To say that the homebuilding industry has a lot going against it right now would be quite an understatement. It is currently in the midst of one of its most protracted downturns in memory. The industry is currently dealing with several issues, including a lack of demand for new homes, a sizable supply/demand imbalance, rising foreclosures (distressed properties are a serious threat to new home sales), tighter lending standards by banks following the subprime meltdown in 2008, and a very weak labor market. The latter has kept many buyers out of the market for a home.

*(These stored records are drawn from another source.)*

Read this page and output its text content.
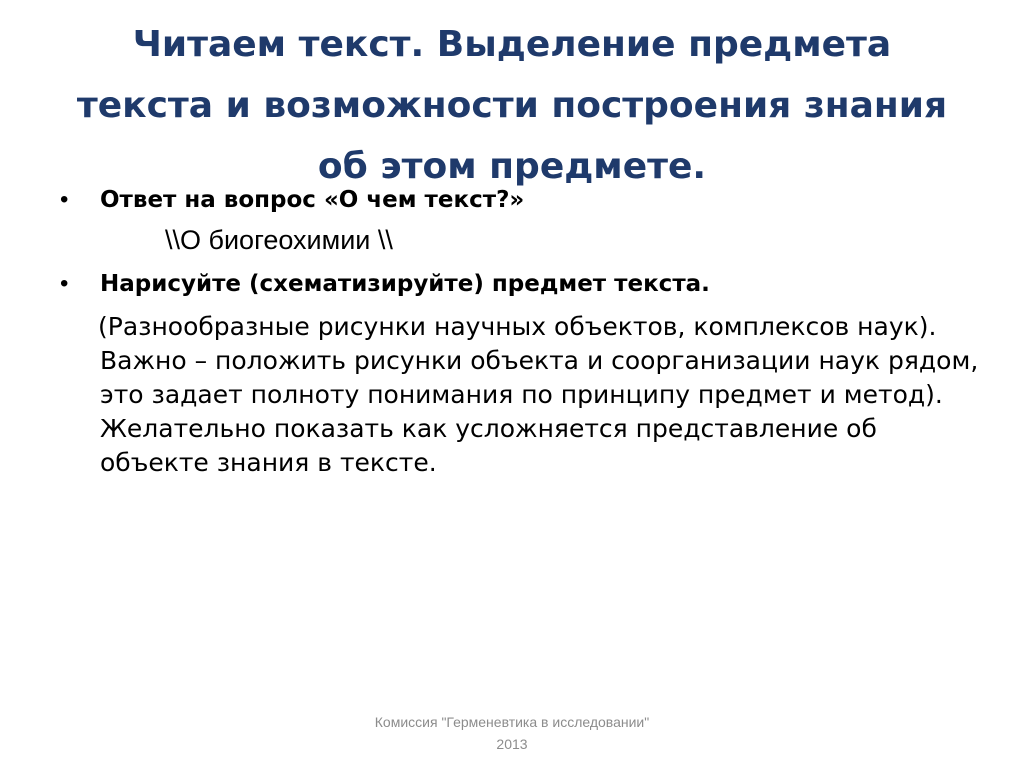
Читаем текст. Выделение предмета текста и возможности построения знания об этом предмете.
• Ответ на вопрос «О чем текст?»
\\О биогеохимии \\
• Нарисуйте (схематизируйте) предмет текста.
(Разнообразные рисунки научных объектов, комплексов наук). Важно – положить рисунки объекта и соорганизации наук рядом, это задает полноту понимания по принципу предмет и метод). Желательно показать как усложняется представление об объекте знания в тексте.
Комиссия "Герменевтика в исследовании" 2013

With the aforementioned issues in mind, it would be a safe bet to say that the builders are none too pleased about the recent uptick in the price of lumber, a key material used in the production of a home. The skyrocketing price for the commodity (discussed below) has hurt what were already very depressed building margins. Even the most prolific and financially sound builders-- PulteGroup (PHM), D.R. Horton (DHI), Lennar Corp. (LEN), and Toll Brothers (TOL) -- which are often able to negotiate favorable contracts with their suppliers -- have not been able to offset the negative impact of the higher lumber prices. The nation’s largest homebuilders are trying to make up for the elevated price of lumber by reducing labor costs.

The sudden and unexpected surge in lumber prices contrasts with the recent declines witnessed in many other commodities, as inflationary pressures have not had much of an impact on prices in recent years. As of March 19th, the price of lumber per 1,000 board feet was $312, up sharply from $190 recorded on January 30, 2009. A study by Purchasing Magazine, which tracked the price of nine lumber products, found that spot prices for lumber have risen 23% since April of 2009. Unfortunately, from a homebuilder’s perspective, this trend will likely continues, as the price of lumber futures continue to rise.

The significant appreciation in lumber prices can be traced to a few factors, most notably a supply shortage. The smaller inventory is the direct result of nervous U.S. and Canadian mills cutting production when the housing market began to tumble. Manufacturers that didn’t want to be stuck with excess lumber products decided to scale back production of the commodity. The decision resulted in lumber output falling 45% from the peak level witnessed in 2005 when the housing market was operating on all cylinders. This problem will not be solved overnight either, as many of the lumber producers lack the necessary capital right now to restart their shuttered operations.  In fact, Weyerhaeuser Company (WY), the world’s largest private owner of softwood timberlands, continues to report sizable quarterly operating losses.

The price of lumber can vary widely, as it is often based on a number of factors in addition to the supply/demand scenario. The type of wood impacts the price, as cherry and oak are more expensive than pine. Treated wood is also priced higher than untreated pieces. Moreover, the price of lumber depends a lot on where the purchase is made. Often purchasers may get a better quote at a lumber liquidator that specializes in the commodity than at the giant retail outlets like Home Depot (HD) and Lowe’s Companies (LOW). 

In conclusion, the rising price of lumber will continue to have a major impact on homebuilding margins, as the commodity is a primary material used in the production of a new home. This, along with the fact that home values and the average home selling price remain very depressed, will probably make it difficult for the homebuilders to return to profitability over the next six to 12 months.